Une anthologie de nouvelles d'un auteur que tout fantasticophile se doit de connaître, puisqu'il est celui qui - avec "
Je suis une légende" et le scénario du premier film de Spielberg, "Duel" - a su dépoussiérer le genre fantastique en actualisant les vieilles thématiques, quand il n'en a tout simplement pas posé les nouvelles bases.
Matheson élabore un fantastique urbain et contemporain de son époque, une science-fiction de comics à visée nihiliste, non dénué d'humour ou de sarcasme.

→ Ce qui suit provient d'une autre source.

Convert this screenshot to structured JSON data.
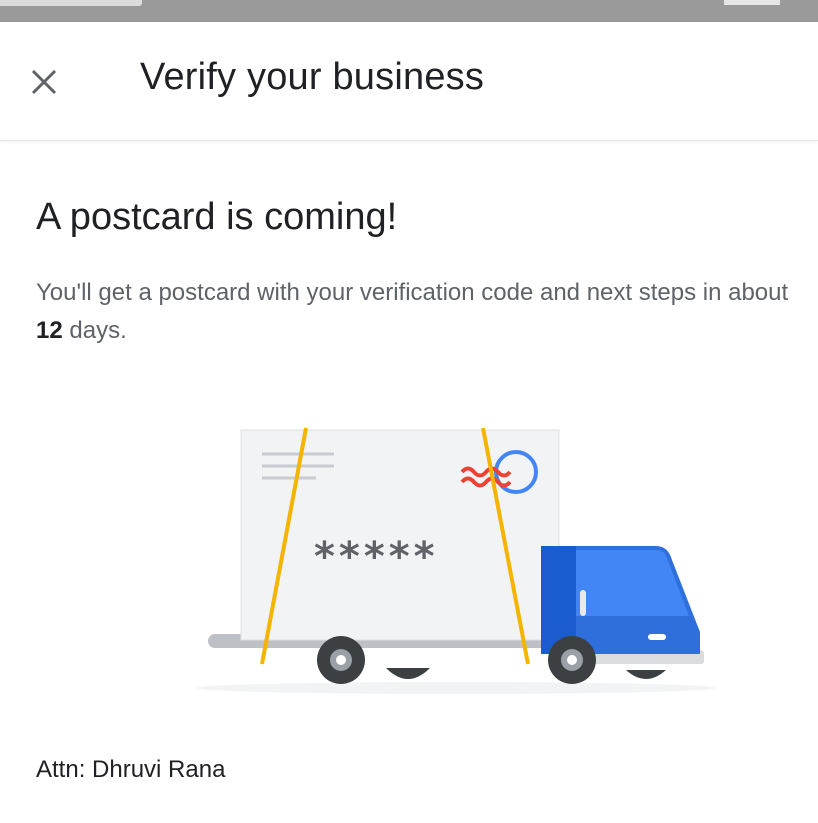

Les règles du pur fantastique tel que le décrit
Tzvetan Todorov sont respectées à la lettre : le dérèglement de la réalité est insidieux, amené par petites touches, le doute persiste souvent pour le lecteur quant à la "réalité" de ce qui est raconté : s'agit-il de la perception subjective d'un personnage mentalement perturbé ou d'une "réalité" investie par un dérèglement objectif ?
Fantastique interstitiel qui investit le réel jusqu'à son basculement, voilà en quoi Matheson est une référence, parce qu'il a su innover, débarrasser le genre des oripeaux gothiques, mais aussi parce que nombre d 'écrivains américains postérieurs lui doivent beaucoup (
S. King pour ne pas le nommer,
Dennis Etchison,
Dan Simmons).
Que dire de cette anthologie en particulier ? Les courtes nouvelles qui la composent sont toutes construites sur le principe de la chute inattendue, souvent cruelle à l'égard du/des personnages principaux, où le lecteur est pris de court au tout dernier paragraphe, voire à l'ultime phrase. On pense beaucoup aux épisodes de la "Twilight zone" des années '50.
Malgré tout, j'ai trouvé tout cela bien naphtaliné, les dialogues ou descriptions sont pesants la plupart du temps, tout m'a semblé daté (notamment les quelques récits de SF totalement dépassés de nos jours). Il faut bien se rendre à l'évidence : Matheson n'est pas un orfèvre de la forme mais principalement un innovateur de fond.
A noter pour les cinéphiles avertis : ce recueil comprend les trois histoires que Dan Curtis avait adaptées dans son téléfilm bien connu des spectateurs français, "Trilogy of terror" avec Karen Black dans les rôles principaux des trois sketchs qui le composent.
On y trouvera aussi la nouvelle qui a été adaptée début des années 2000 par
Richard Kelly avec "The box" (la nouvelle est d'ailleurs bien meilleure).
Un recueil que l'on peut lire entre deux lectures plus accaparantes mais que j'ai globalement trouvé décevant malgré mon admiration pour ce pionnier du fantastique US et mon attachement pour le format des nouvelles.